The petition primarily challenges Sections 2(1)(e), 14(2), 21, 22(4) and 27(3) of the ART Act, Rules 3, 7 and 12 of the Assisted Reproductive Technology (Regulation) Rules, 2022, Sections 2(1)(h), 2(1)(r), 2(1)(s), 2(1)(zd), 2(1)(zg), 4(ii)(a), 4(ii)(b), 4(iii), 4(c), 8 and 38(1)(a) of the SRA, and Rules 3(1), 5(2), 6, 7 and 10 of the Surrogacy (Regulation) Rules, 2022.
The specific grounds of challenge are:
Advocate-on-record Mohini Priya, who filed and argued the petition, has expressed concern that the SRA confines surrogacy to heteronormative Indian married couples.
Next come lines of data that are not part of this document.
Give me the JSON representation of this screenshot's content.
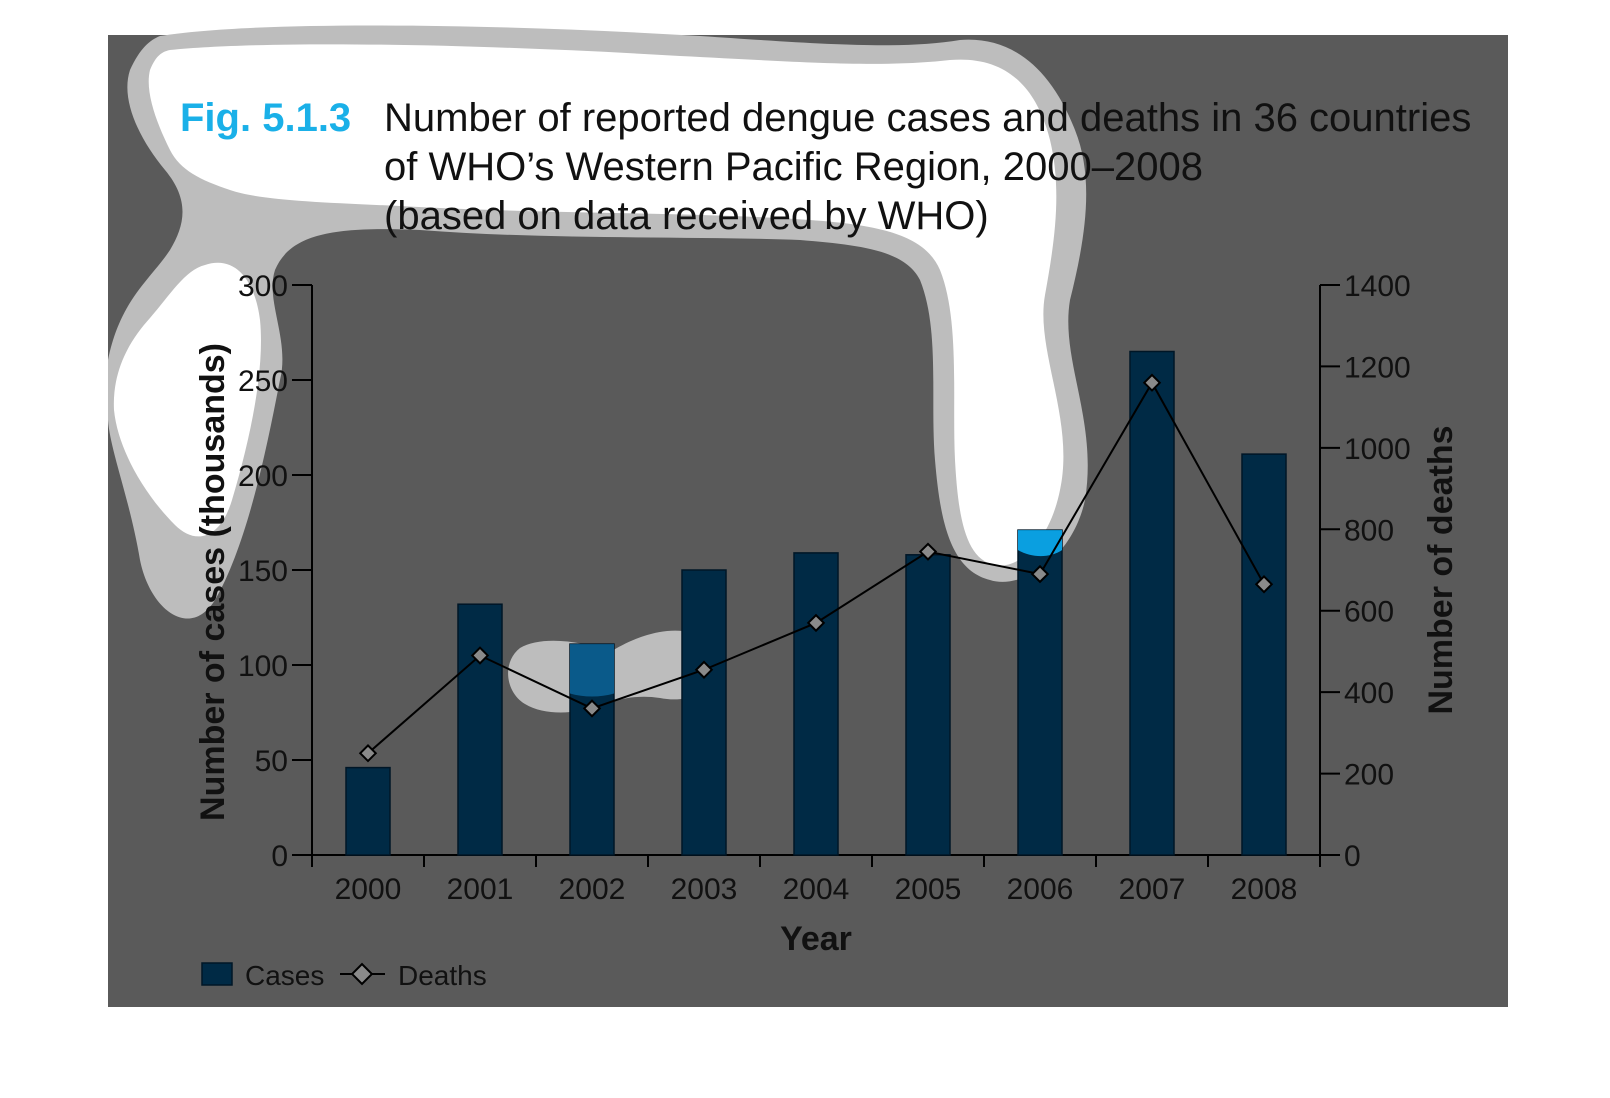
{
  "figure": {
    "label": "Fig. 5.1.3",
    "title_lines": [
      "Number of reported dengue cases and deaths in 36 countries",
      "of WHO’s Western Pacific Region, 2000–2008",
      "(based on data received by WHO)"
    ]
  },
  "colors": {
    "panel_background": "#5a5a5a",
    "bar": "#002a45",
    "bar_stroke": "#001626",
    "highlight_blob": "#ffffff",
    "blob_halo": "#bdbdbd",
    "highlight_bar": "#0a9fe0",
    "deaths_marker": "#8a8a8a"
  },
  "chart_data": {
    "type": "bar",
    "categories": [
      "2000",
      "2001",
      "2002",
      "2003",
      "2004",
      "2005",
      "2006",
      "2007",
      "2008"
    ],
    "series": [
      {
        "name": "Cases",
        "type": "bar",
        "axis": "left",
        "values": [
          46,
          132,
          111,
          150,
          159,
          158,
          171,
          265,
          211
        ]
      },
      {
        "name": "Deaths",
        "type": "line",
        "axis": "right",
        "marker": "diamond",
        "values": [
          250,
          490,
          360,
          455,
          570,
          745,
          690,
          1160,
          665
        ]
      }
    ],
    "xlabel": "Year",
    "ylabel": "Number of cases (thousands)",
    "y2label": "Number of deaths",
    "ylim": [
      0,
      300
    ],
    "y2lim": [
      0,
      1400
    ],
    "yticks": [
      "0",
      "50",
      "100",
      "150",
      "200",
      "250",
      "300"
    ],
    "y2ticks": [
      "0",
      "200",
      "400",
      "600",
      "800",
      "1000",
      "1200",
      "1400"
    ],
    "legend": {
      "position": "bottom-left",
      "entries": [
        "Cases",
        "Deaths"
      ]
    },
    "grid": false
  }
}
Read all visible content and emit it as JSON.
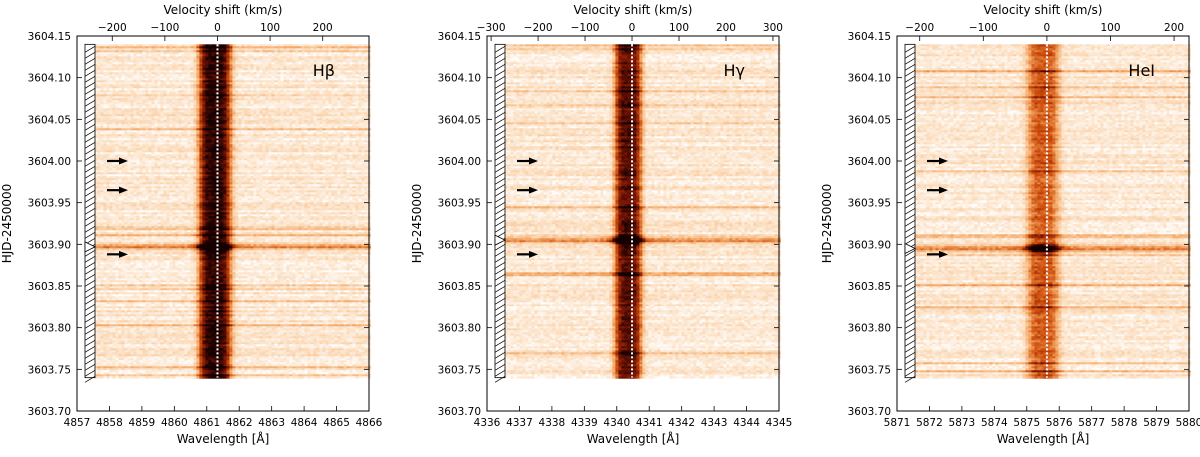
{
  "chart_data": [
    {
      "type": "heatmap",
      "line_label": "Hβ",
      "title": "",
      "xlabel": "Wavelength [Å]",
      "ylabel": "HJD-2450000",
      "top_xlabel": "Velocity shift (km/s)",
      "xlim": [
        4857,
        4866
      ],
      "xticks": [
        4857,
        4858,
        4859,
        4860,
        4861,
        4862,
        4863,
        4864,
        4865,
        4866
      ],
      "vlim": [
        -270,
        285
      ],
      "vticks": [
        -200,
        -100,
        0,
        100,
        200
      ],
      "ylim": [
        3603.7,
        3604.15
      ],
      "yticks": [
        "3603.70",
        "3603.75",
        "3603.80",
        "3603.85",
        "3603.90",
        "3603.95",
        "3604.00",
        "3604.05",
        "3604.10",
        "3604.15"
      ],
      "data_time_range": [
        3603.74,
        3604.14
      ],
      "rest_wavelength": 4861.33,
      "line_center": 4861.25,
      "line_width": 0.5,
      "line_strength": 0.85,
      "flare_time": 3603.897,
      "arrow_times": [
        3604.0,
        3603.965,
        3603.888
      ],
      "cmap": [
        "#ffffff",
        "#fbd9b6",
        "#f3a460",
        "#cc4b0a",
        "#7a1505",
        "#150000"
      ]
    },
    {
      "type": "heatmap",
      "line_label": "Hγ",
      "title": "",
      "xlabel": "Wavelength [Å]",
      "ylabel": "HJD-2450000",
      "top_xlabel": "Velocity shift (km/s)",
      "xlim": [
        4336,
        4345
      ],
      "xticks": [
        4336,
        4337,
        4338,
        4339,
        4340,
        4341,
        4342,
        4343,
        4344,
        4345
      ],
      "vlim": [
        -300,
        310
      ],
      "vticks": [
        -300,
        -200,
        -100,
        0,
        100,
        200,
        300
      ],
      "ylim": [
        3603.7,
        3604.15
      ],
      "yticks": [
        "3603.70",
        "3603.75",
        "3603.80",
        "3603.85",
        "3603.90",
        "3603.95",
        "3604.00",
        "3604.05",
        "3604.10",
        "3604.15"
      ],
      "data_time_range": [
        3603.74,
        3604.14
      ],
      "rest_wavelength": 4340.47,
      "line_center": 4340.35,
      "line_width": 0.42,
      "line_strength": 0.75,
      "flare_time": 3603.905,
      "arrow_times": [
        3604.0,
        3603.965,
        3603.888
      ],
      "cmap": [
        "#ffffff",
        "#fbd9b6",
        "#f3a460",
        "#cc4b0a",
        "#7a1505",
        "#150000"
      ]
    },
    {
      "type": "heatmap",
      "line_label": "HeI",
      "title": "",
      "xlabel": "Wavelength [Å]",
      "ylabel": "HJD-2450000",
      "top_xlabel": "Velocity shift (km/s)",
      "xlim": [
        5871,
        5880
      ],
      "xticks": [
        5871,
        5872,
        5873,
        5874,
        5875,
        5876,
        5877,
        5878,
        5879,
        5880
      ],
      "vlim": [
        -245,
        220
      ],
      "vticks": [
        -200,
        -100,
        0,
        100,
        200
      ],
      "ylim": [
        3603.7,
        3604.15
      ],
      "yticks": [
        "3603.70",
        "3603.75",
        "3603.80",
        "3603.85",
        "3603.90",
        "3603.95",
        "3604.00",
        "3604.05",
        "3604.10",
        "3604.15"
      ],
      "data_time_range": [
        3603.74,
        3604.14
      ],
      "rest_wavelength": 5875.62,
      "line_center": 5875.5,
      "line_width": 0.5,
      "line_strength": 0.45,
      "flare_time": 3603.895,
      "arrow_times": [
        3604.0,
        3603.965,
        3603.888
      ],
      "cmap": [
        "#ffffff",
        "#fbd9b6",
        "#f3a460",
        "#cc4b0a",
        "#7a1505",
        "#150000"
      ]
    }
  ]
}
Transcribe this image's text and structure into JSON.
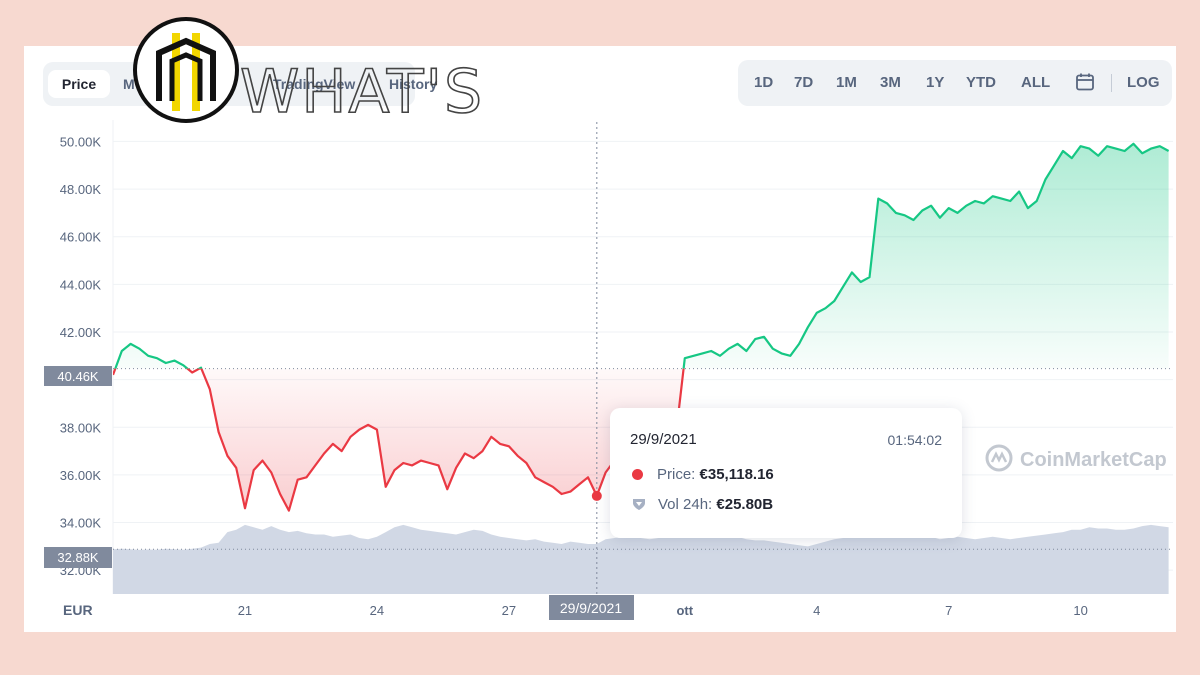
{
  "tabs": [
    {
      "label": "Price",
      "active": true
    },
    {
      "label": "M",
      "active": false
    },
    {
      "label": "TradingView",
      "active": false
    },
    {
      "label": "History",
      "active": false
    }
  ],
  "watermark": "WHAT'S",
  "ranges": [
    "1D",
    "7D",
    "1M",
    "3M",
    "1Y",
    "YTD",
    "ALL"
  ],
  "log_label": "LOG",
  "currency": "EUR",
  "tooltip": {
    "date": "29/9/2021",
    "time": "01:54:02",
    "price_label": "Price:",
    "price_value": "€35,118.16",
    "vol_label": "Vol 24h:",
    "vol_value": "€25.80B"
  },
  "brand": "CoinMarketCap",
  "markers": {
    "open_price": "40.46K",
    "volume_level": "32.88K",
    "crosshair_date": "29/9/2021"
  },
  "colors": {
    "up": "#16c784",
    "down": "#ea3943",
    "volume": "#cfd6e4"
  },
  "chart_data": {
    "type": "line",
    "y_tick_labels": [
      "50.00K",
      "48.00K",
      "46.00K",
      "44.00K",
      "42.00K",
      "40.00K",
      "38.00K",
      "36.00K",
      "34.00K",
      "32.00K"
    ],
    "y_ticks": [
      50000,
      48000,
      46000,
      44000,
      42000,
      40000,
      38000,
      36000,
      34000,
      32000
    ],
    "ylim": [
      31000,
      50900
    ],
    "x_tick_labels": [
      "21",
      "24",
      "27",
      "ott",
      "4",
      "7",
      "10"
    ],
    "x_ticks": [
      3.0,
      6.0,
      9.0,
      13.0,
      16.0,
      19.0,
      22.0
    ],
    "xlim": [
      0,
      24.1
    ],
    "reference_price": 40460,
    "crosshair_x": 11.0,
    "x": [
      0,
      0.2,
      0.4,
      0.6,
      0.8,
      1.0,
      1.2,
      1.4,
      1.6,
      1.8,
      2.0,
      2.2,
      2.4,
      2.6,
      2.8,
      3.0,
      3.2,
      3.4,
      3.6,
      3.8,
      4.0,
      4.2,
      4.4,
      4.6,
      4.8,
      5.0,
      5.2,
      5.4,
      5.6,
      5.8,
      6.0,
      6.2,
      6.4,
      6.6,
      6.8,
      7.0,
      7.2,
      7.4,
      7.6,
      7.8,
      8.0,
      8.2,
      8.4,
      8.6,
      8.8,
      9.0,
      9.2,
      9.4,
      9.6,
      9.8,
      10.0,
      10.2,
      10.4,
      10.6,
      10.8,
      11.0,
      11.2,
      11.4,
      11.6,
      11.8,
      12.0,
      12.2,
      12.4,
      12.6,
      12.8,
      13.0,
      13.2,
      13.4,
      13.6,
      13.8,
      14.0,
      14.2,
      14.4,
      14.6,
      14.8,
      15.0,
      15.2,
      15.4,
      15.6,
      15.8,
      16.0,
      16.2,
      16.4,
      16.6,
      16.8,
      17.0,
      17.2,
      17.4,
      17.6,
      17.8,
      18.0,
      18.2,
      18.4,
      18.6,
      18.8,
      19.0,
      19.2,
      19.4,
      19.6,
      19.8,
      20.0,
      20.2,
      20.4,
      20.6,
      20.8,
      21.0,
      21.2,
      21.4,
      21.6,
      21.8,
      22.0,
      22.2,
      22.4,
      22.6,
      22.8,
      23.0,
      23.2,
      23.4,
      23.6,
      23.8,
      24.0
    ],
    "price": [
      40200,
      41200,
      41500,
      41300,
      41000,
      40900,
      40700,
      40800,
      40600,
      40300,
      40500,
      39600,
      37800,
      36800,
      36300,
      34600,
      36200,
      36600,
      36100,
      35200,
      34500,
      35800,
      35900,
      36400,
      36900,
      37300,
      37000,
      37600,
      37900,
      38100,
      37900,
      35500,
      36200,
      36500,
      36400,
      36600,
      36500,
      36400,
      35400,
      36300,
      36900,
      36700,
      37000,
      37600,
      37300,
      37200,
      36800,
      36500,
      35900,
      35700,
      35500,
      35200,
      35300,
      35600,
      35900,
      35118,
      36100,
      36600,
      36400,
      36200,
      36100,
      36300,
      36200,
      36400,
      37700,
      40900,
      41000,
      41100,
      41200,
      41000,
      41300,
      41500,
      41200,
      41700,
      41800,
      41300,
      41100,
      41000,
      41500,
      42200,
      42800,
      43000,
      43300,
      43900,
      44500,
      44100,
      44300,
      47600,
      47400,
      47000,
      46900,
      46700,
      47100,
      47300,
      46800,
      47200,
      47000,
      47300,
      47500,
      47400,
      47700,
      47600,
      47500,
      47900,
      47200,
      47500,
      48400,
      49000,
      49600,
      49300,
      49800,
      49700,
      49400,
      49800,
      49700,
      49600,
      49900,
      49500,
      49700,
      49800,
      49600
    ],
    "volume": [
      32880,
      32900,
      32880,
      32850,
      32870,
      32860,
      32900,
      32880,
      32860,
      32900,
      32950,
      33100,
      33150,
      33600,
      33700,
      33900,
      33800,
      33700,
      33850,
      33700,
      33600,
      33650,
      33550,
      33500,
      33500,
      33400,
      33450,
      33500,
      33350,
      33300,
      33400,
      33600,
      33800,
      33900,
      33800,
      33700,
      33650,
      33600,
      33550,
      33500,
      33600,
      33700,
      33650,
      33500,
      33400,
      33350,
      33300,
      33250,
      33300,
      33200,
      33150,
      33100,
      33200,
      33150,
      33100,
      33100,
      33300,
      33350,
      33400,
      33400,
      33350,
      33300,
      33350,
      33400,
      33500,
      33650,
      33700,
      33700,
      33750,
      33600,
      33500,
      33400,
      33300,
      33250,
      33250,
      33200,
      33150,
      33100,
      33050,
      33000,
      33100,
      33200,
      33300,
      33350,
      33500,
      33600,
      33400,
      33500,
      33450,
      33450,
      33350,
      33400,
      33450,
      33400,
      33300,
      33350,
      33400,
      33350,
      33300,
      33350,
      33400,
      33350,
      33300,
      33350,
      33400,
      33450,
      33500,
      33550,
      33600,
      33700,
      33700,
      33800,
      33750,
      33750,
      33700,
      33700,
      33750,
      33850,
      33900,
      33850,
      33800
    ]
  }
}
It excludes several other alternative family arrangements like live-in couples, same-sex couples and single parents, which have time and again been given legal recognition by the Supreme Court.
Certain provisions under the SRA, as per the petition, that mandate only a close relative to act as a surrogate, is a major compromise on the privacy of intending couples. Apart from that, imposing a blanket ban on commercial surrogacy while allowing only altruistic surrogacy through a close relative, will inadvertently result in the exploitation of a young vulnerable woman within the family by coercing her to act as a surrogate, the petition avers.
The petitioner, a Chennai-based In vitro fertilization and fertility doctor, has prayed for the Supreme Court to issue an appropriate writ to recognise the rights of women other than those married and above the age of 35 years to avail of surrogacy, strike down the definition of a couple under section 2(1)(h) of the SRA and of commissioning couple in section 2(1)(e) of the ART Act, rephrase the definitions of gestational surrogacy and a surrogate mother in order to align them with each other, and allow compensatory surrogacy within a defined legal structure and framework, among other things.